When Thomas is invited to touch Jesus’s wounds, those wounds draw out of him the disruptions below the surface of his own life. His trust has been shaken, his faith in Jesus as the messenger of God’s reign has been called into question. Touching the wounds of Jesus connects his inner wounds to those very visible ones of Jesus. The wounds of Thomas’s heart can be placed in the larger and deeper wounds of Jesus, hands and side. In this way, Thomas is healed and can move from doubt to his confession of faith.
Wounds have knowledge. Those who have suffered physical wounds that have changed their bodies know how a change in weather can signal itself in their own wounds. Onsets of tension or stress sometimes register in the same way. And wounds may also be the point where the decline of age announced itself. When those wounds are touched, or when environmental changes make them ache, the memories of their infliction come back. Wounds bear, therefore, a kind of knowledge. They become repositories of memories of traumas that are now past, but whose infliction has forever altered a life.
It is the knowledge wounds hear that gives them a healing quality for others. When Thomas touched the wounds of Jesus’s crucifixion, it was as though the memories in those wounds provided a way of reorganizing Thomas’s own experience. His memories were no longer troubling to him, because they had been transfigured into a confession of who Jesus has become. Wounds can heal because, having the memory of trauma, they can connect to the wounds of others. They know the experience of disruption and pain. The transfigured wounds of Jesus have not lost that quality of memory. The transfiguring wounds of Jesus’s crucifixion hold that memory in a special way. It is a memory that cannot be erased; it will always be part of him.

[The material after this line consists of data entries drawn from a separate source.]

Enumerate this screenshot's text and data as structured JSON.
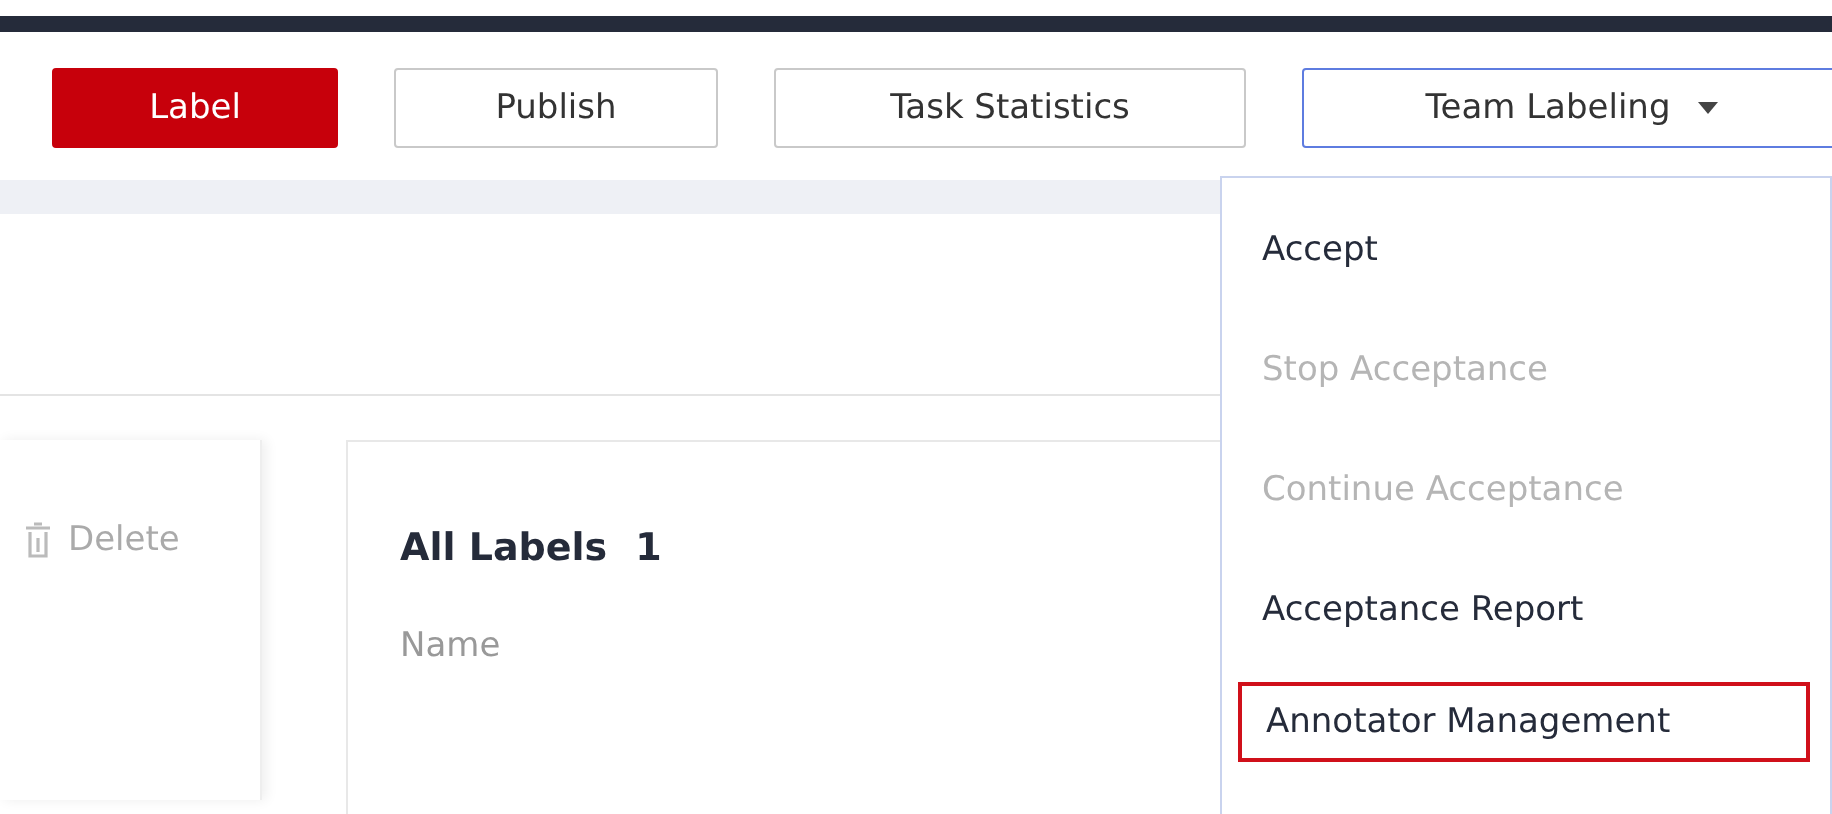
{
  "toolbar": {
    "buttons": [
      {
        "label": "Label",
        "primary": true
      },
      {
        "label": "Publish",
        "primary": false
      },
      {
        "label": "Task Statistics",
        "primary": false
      }
    ],
    "dropdown": {
      "label": "Team Labeling",
      "expanded": true
    }
  },
  "menu": [
    {
      "label": "Accept",
      "disabled": false,
      "highlighted": false
    },
    {
      "label": "Stop Acceptance",
      "disabled": true,
      "highlighted": false
    },
    {
      "label": "Continue Acceptance",
      "disabled": true,
      "highlighted": false
    },
    {
      "label": "Acceptance Report",
      "disabled": false,
      "highlighted": false
    },
    {
      "label": "Annotator Management",
      "disabled": false,
      "highlighted": true
    }
  ],
  "left_panel": {
    "delete_button": "Delete"
  },
  "labels_card": {
    "title": "All Labels",
    "count": "1",
    "column": "Name"
  }
}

But it is only such memory that can touch the trauma of memory in another.
People are usually afraid to touch wounds, either for fear of hurting the wounded person or for fear of contagion. Jesus, however, invites others to touch his wounds. His wounds have become redemptive. They heal others; they are contagious through the spread, not of disease, but of the alleviation of suffering. The wounds of those who have experienced the trauma of war or of torture are not worn as badges of honor, although others on occasion may treat them that way. They more likely still ache than glow. But those wounds give the reconciled the possibility of entry into the wounds of others. They become healing wounds, wounds that render the wounds of others less painful. Their wounds know about healing – how long it takes, how incomplete the healing will always be. It is the knowledge of the patience needed, and the realization that wounds can always produce new pain that make the wounds of the reconciled so sensitive to the wounds of others. It is little wonder, then, that it is the reconciled who are our best leaders in any process of reconciliation.